Need Experience for Job. Need Job for Experience. - Brightwing

Need Experience for Job. Need Job for Experience.

09/13/2012

What do you do when you’re starting out? What do you do when you’re switching industries, or rejoining the workforce?  While every situation is different, many companies are looking  for people with experience.  Here are a few ideas for students, professionals switching industries or those rejoining the workforce:

Students leaving the nest

  • If you are a current student or a recent grad, you may have a few advantages…
    • Internships are usually reserved for students or recent grads. If you are a junior, senior or just graduated, you may have a very good chance at scoring an internship that will essentially be a business school education and your base for an entry level position.  Look for an area and companies that interest you and apply/network like crazy. When you land said internship, be a sponge. Soak up everything you see, hear, habits that successful people have and the way that successful people carry themselves.  Take notes, ask questions and at the end of it, you will have a lot to add to a resume.
    • Clubs and projects are a part of the everyday. You can gain “ideal world” experience that may not be what you actually do in the “real world”; however, the project management skills, planning and presentation experience you gain are invaluable.
    • Networking opportunities are constantly made available. Talk with your peers, professors and guest speakers about their ambitions, where they had success, mistakes they made or tips on how to be successful are all information that you will need.  These people may also help you land a job or internship.
    • College centers can help you market yourself! Never be afraid to go to your college center and have them format your resume, give you interviewing tips or a heads up on volunteer or internship opportunities.
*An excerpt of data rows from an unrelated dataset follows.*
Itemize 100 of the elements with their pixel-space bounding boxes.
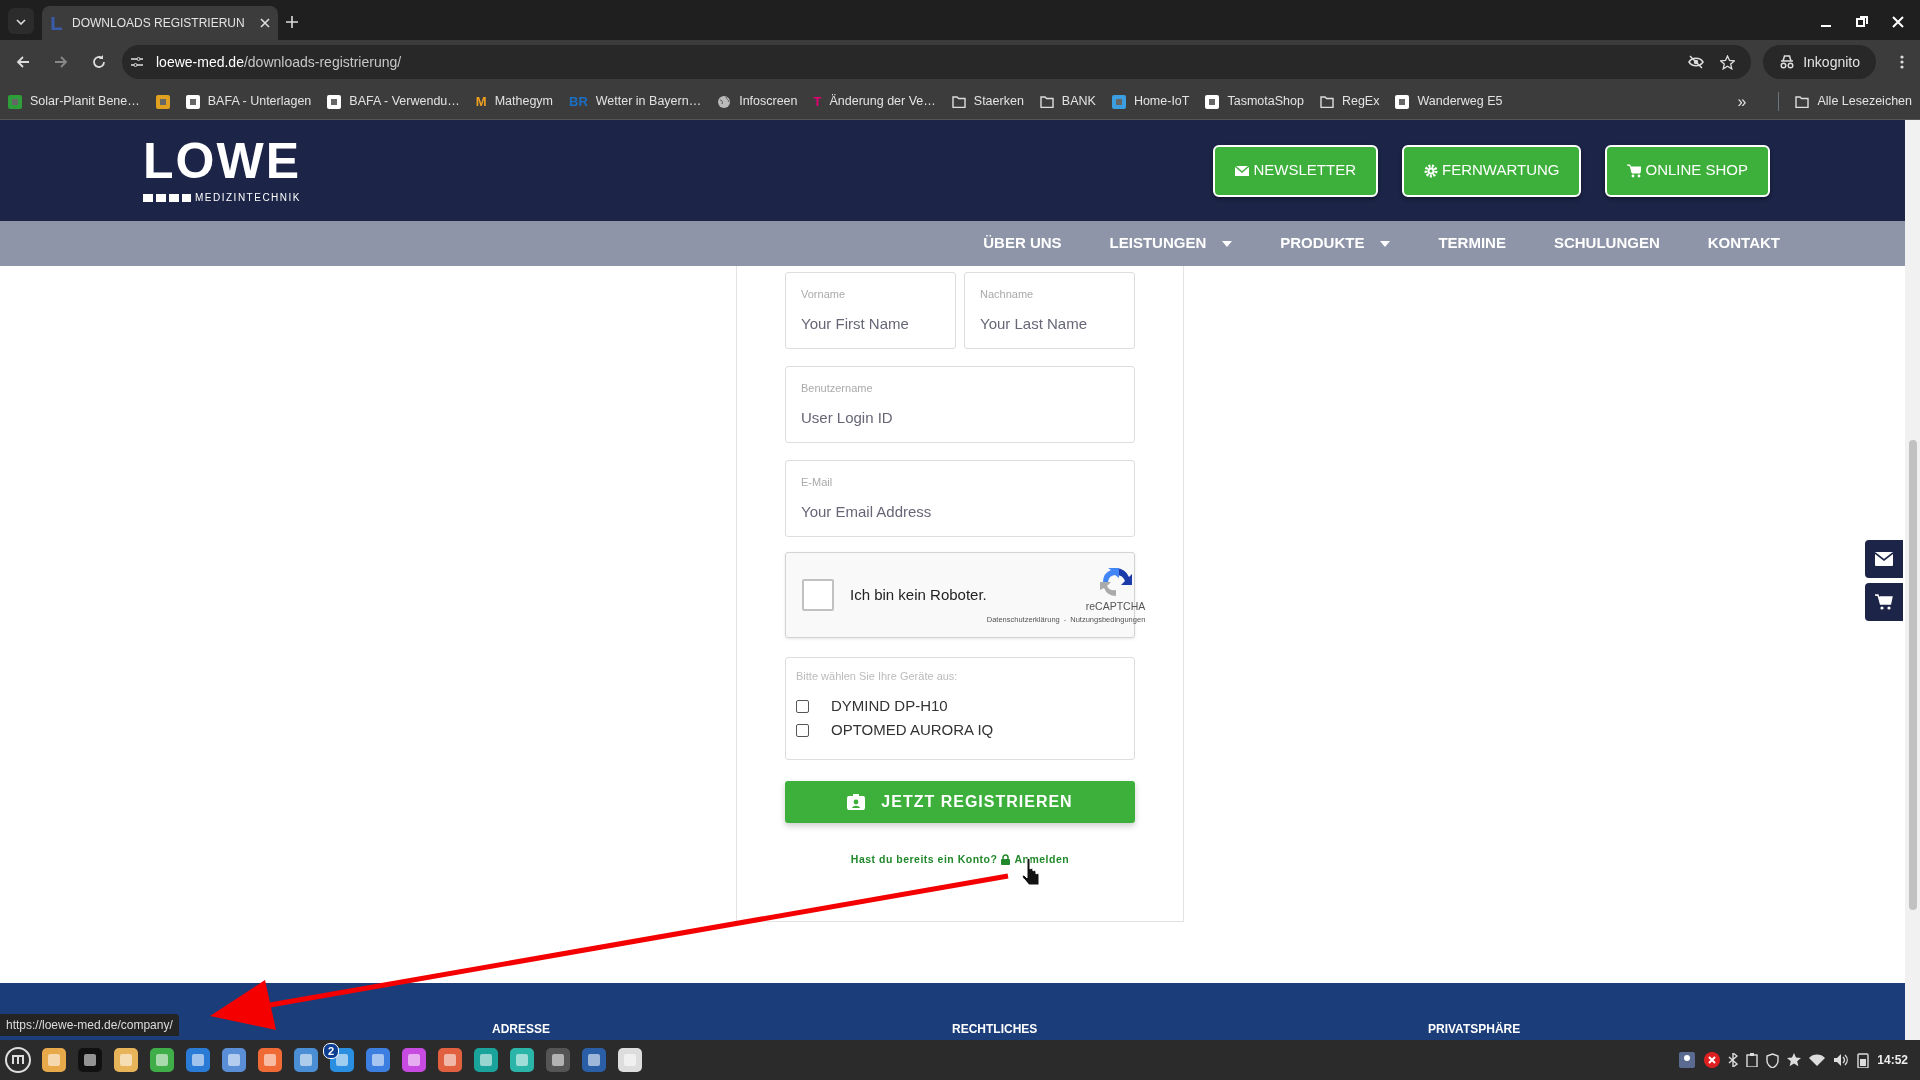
- new-tab-icon[interactable]: [286, 16, 298, 28]
- bookmark[interactable]: Solar-Planit Bene…: [8, 92, 140, 111]
- bookmark-folder[interactable]: BANK: [1039, 92, 1096, 111]
- cart-icon: [1875, 594, 1893, 610]
- error-icon[interactable]: [1704, 1052, 1721, 1068]
- clock-text[interactable]: 14:52: [1877, 1051, 1908, 1069]
- eye-off-icon[interactable]: [1688, 54, 1705, 69]
- app-icon[interactable]: [508, 1046, 536, 1074]
- app-icon[interactable]: [436, 1046, 464, 1074]
- menu-icon[interactable]: [1900, 55, 1904, 69]
- field-label: Benutzername: [801, 381, 873, 396]
- app-icon[interactable]: [112, 1046, 140, 1074]
- more-bookmarks-button[interactable]: »: [1737, 89, 1747, 114]
- caret-icon: [1222, 240, 1233, 247]
- volume-icon[interactable]: [1833, 1053, 1850, 1067]
- tab-list-button[interactable]: [8, 8, 34, 34]
- bookmark[interactable]: Home-IoT: [1111, 92, 1190, 111]
- bookmark-folder[interactable]: RegEx: [1319, 92, 1380, 111]
- bookmark[interactable]: Infoscreen: [717, 92, 798, 111]
- app-icon[interactable]: [328, 1046, 356, 1074]
- star-icon[interactable]: [1720, 54, 1736, 70]
- settings-icon: [1423, 163, 1438, 178]
- favicon-icon: [50, 16, 64, 30]
- cart-icon: [1627, 163, 1642, 178]
- app-icon[interactable]: [148, 1046, 176, 1074]
- device-option: OPTOMED AURORA IQ: [831, 719, 994, 742]
- tab-title: DOWNLOADS REGISTRIERUN: [72, 15, 246, 32]
- site-info-icon[interactable]: [130, 55, 144, 69]
- checkbox[interactable]: [802, 579, 834, 611]
- browser-tab[interactable]: DOWNLOADS REGISTRIERUN: [42, 6, 278, 40]
- url-text: loewe-med.de/downloads-registrierung/: [156, 52, 402, 72]
- vpn-icon[interactable]: [1678, 1051, 1697, 1069]
- app-icon[interactable]: [76, 1046, 104, 1074]
- wifi-icon[interactable]: [1809, 1054, 1826, 1066]
- restore-icon[interactable]: [1856, 16, 1868, 28]
- logo-tagline: MEDIZINTECHNIK: [195, 191, 301, 205]
- captcha-brand: reCAPTCHA: [1085, 598, 1146, 614]
- battery-icon[interactable]: [1857, 1052, 1870, 1068]
- start-menu-icon[interactable]: [4, 1046, 32, 1074]
- app-icon[interactable]: [400, 1046, 428, 1074]
- reload-icon[interactable]: [92, 55, 106, 69]
- bookmark[interactable]: T Änderung der Ve…: [813, 91, 936, 112]
- bookmark-folder[interactable]: Alle Lesezeichen: [1778, 92, 1912, 111]
- chevron-icon: [16, 18, 26, 25]
- mail-widget-button[interactable]: [1865, 540, 1903, 578]
- lock-icon: [1001, 854, 1011, 866]
- scrollbar[interactable]: [1905, 120, 1920, 1040]
- login-prompt: Hast du bereits ein Konto?: [850, 852, 998, 867]
- footer-heading: PRIVATSPHÄRE: [1428, 1021, 1521, 1038]
- logo-text: LOWE: [143, 136, 301, 186]
- address-bar[interactable]: loewe-med.de/downloads-registrierung/: [122, 45, 1752, 79]
- bluetooth-icon[interactable]: [1728, 1053, 1739, 1067]
- bookmark-icon[interactable]: [155, 94, 170, 109]
- caret-icon: [1380, 240, 1391, 247]
- app-icon[interactable]: [616, 1046, 644, 1074]
- folder-icon: [1795, 95, 1810, 108]
- device-prompt: Bitte wählen Sie Ihre Geräte aus:: [796, 669, 959, 684]
- notification-badge: 2: [323, 1043, 340, 1059]
- favicon: T: [813, 92, 822, 111]
- bookmark[interactable]: BAFA - Verwendu…: [327, 92, 460, 111]
- field-label: E-Mail: [801, 475, 833, 490]
- app-icon[interactable]: [364, 1046, 392, 1074]
- bookmark[interactable]: M Mathegym: [475, 91, 553, 112]
- app-icon[interactable]: [472, 1046, 500, 1074]
- app-icon[interactable]: [544, 1046, 572, 1074]
- close-icon[interactable]: [260, 18, 270, 28]
- footer-heading: ADRESSE: [492, 1021, 550, 1038]
- app-icon[interactable]: [184, 1046, 212, 1074]
- bookmark[interactable]: Wanderweg E5: [1395, 92, 1503, 111]
- app-icon[interactable]: [40, 1046, 68, 1074]
- shield-icon[interactable]: [1766, 1052, 1780, 1068]
- favicon: M: [475, 92, 487, 111]
- app-icon[interactable]: [292, 1046, 320, 1074]
- bookmark[interactable]: BAFA - Unterlagen: [185, 92, 312, 111]
- status-url: https://loewe-med.de/company/: [0, 1014, 179, 1036]
- bookmark[interactable]: BR Wetter in Bayern…: [569, 91, 702, 112]
- field-label: Nachname: [980, 287, 1034, 302]
- app-icon[interactable]: [580, 1046, 608, 1074]
- checkbox[interactable]: [796, 724, 809, 737]
- clipboard-icon[interactable]: [1746, 1053, 1759, 1067]
- star-icon[interactable]: [1787, 1053, 1802, 1067]
- logo-bars-icon: [143, 193, 191, 202]
- app-icon[interactable]: [256, 1046, 284, 1074]
- captcha-label: Ich bin kein Roboter.: [850, 584, 987, 605]
- bookmark[interactable]: TasmotaShop: [1205, 92, 1304, 111]
- device-option: DYMIND DP-H10: [831, 695, 948, 718]
- app-icon[interactable]: [220, 1046, 248, 1074]
- checkbox[interactable]: [796, 700, 809, 713]
- incognito-button[interactable]: Inkognito: [1763, 45, 1876, 79]
- envelope-icon: [1875, 552, 1893, 566]
- bookmark-folder[interactable]: Staerken: [951, 92, 1024, 111]
- cart-widget-button[interactable]: [1865, 583, 1903, 621]
- envelope-icon: [1235, 163, 1250, 178]
- id-badge-icon: [847, 794, 866, 810]
- forward-icon[interactable]: [54, 55, 68, 69]
- login-link[interactable]: Anmelden: [1014, 852, 1070, 868]
- favicon: BR: [569, 92, 588, 111]
- field-label: Vorname: [801, 287, 846, 302]
- back-icon[interactable]: [16, 55, 30, 69]
- incognito-icon: [1779, 55, 1796, 69]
It’s their job to help you find opportunities for employment… use them.

Changing Industries with Work Experience

  • Assess the pros and cons: The New York Times quoted John A. Challenger, CEO of Challenger, Gray & Christmas, who suggests, “For mid-career people, it’s risky to make a wholesale career switch. Unless they are at the beginning of their working lives, many people can’t afford to give up the time and the income required to develop entirely new skills.” If this description fits you, then applying your learned skills to a new industry may be the most economical and fulfilling choice.
  • Research and compare your skills to those of your potential colleagues. Robert Hawthorne, president of search firm Hawthorne Research suggests, “Compare your accomplishments and skills to someone in a similar job who has been working in the industry you’re targeting. That will give you a better read on your chances and help you figure out how to position yourself against incumbents.” This can also help you see the way that industry experts talk about their skills and experiences. You can catalogue your existing skills, and find where you may need more research or experience.
  • Network, network, network! Do research, learn the lingo, see any forecasts for successes or challenges in the industry and then hit the networking circuit. Attend events that are either industry specific or position specific, listen, learn and ask questions. The people you meet here may be able to help you directly, or know someone who has employment needs. If getting a job is about who you know, then go out there and meet people.

Re-Entering the workforce

Stay at home parents, those coming off of extended sick leave, or those coming out of retirement please do not get discouraged. Any volunteering during your time off and past work experience (years ago), can be relevant if you are able to present them in a way that shows you are keeping up with your industry. Our resident interview expert, Karen Melvin, had insight as to how a company may look at an extended leave candidate’s experience:

“First and foremost, if you have been on extended leave you may want to research companies who value a work/life balance. Those are the kinds of companies that are more likely to keep an open mind about extended leave, as opposed to companies that view employees as a number. Before interviewing I would suggest researching the industry to show that you are up on trends, review your resume to refresh your memory about how you acted/ re-acted in certain situations and network to find out any inside industry knowledge.”

As a last resort, or if you are seriously wanting to not only re-enter the workforce, but switch industries and/ or professions altogether, you may want to look into going back to grad school or college. Remember what Christopher Robin said, “You are braver than you believe, stronger than you seem, and smarter than you think.” You can do it!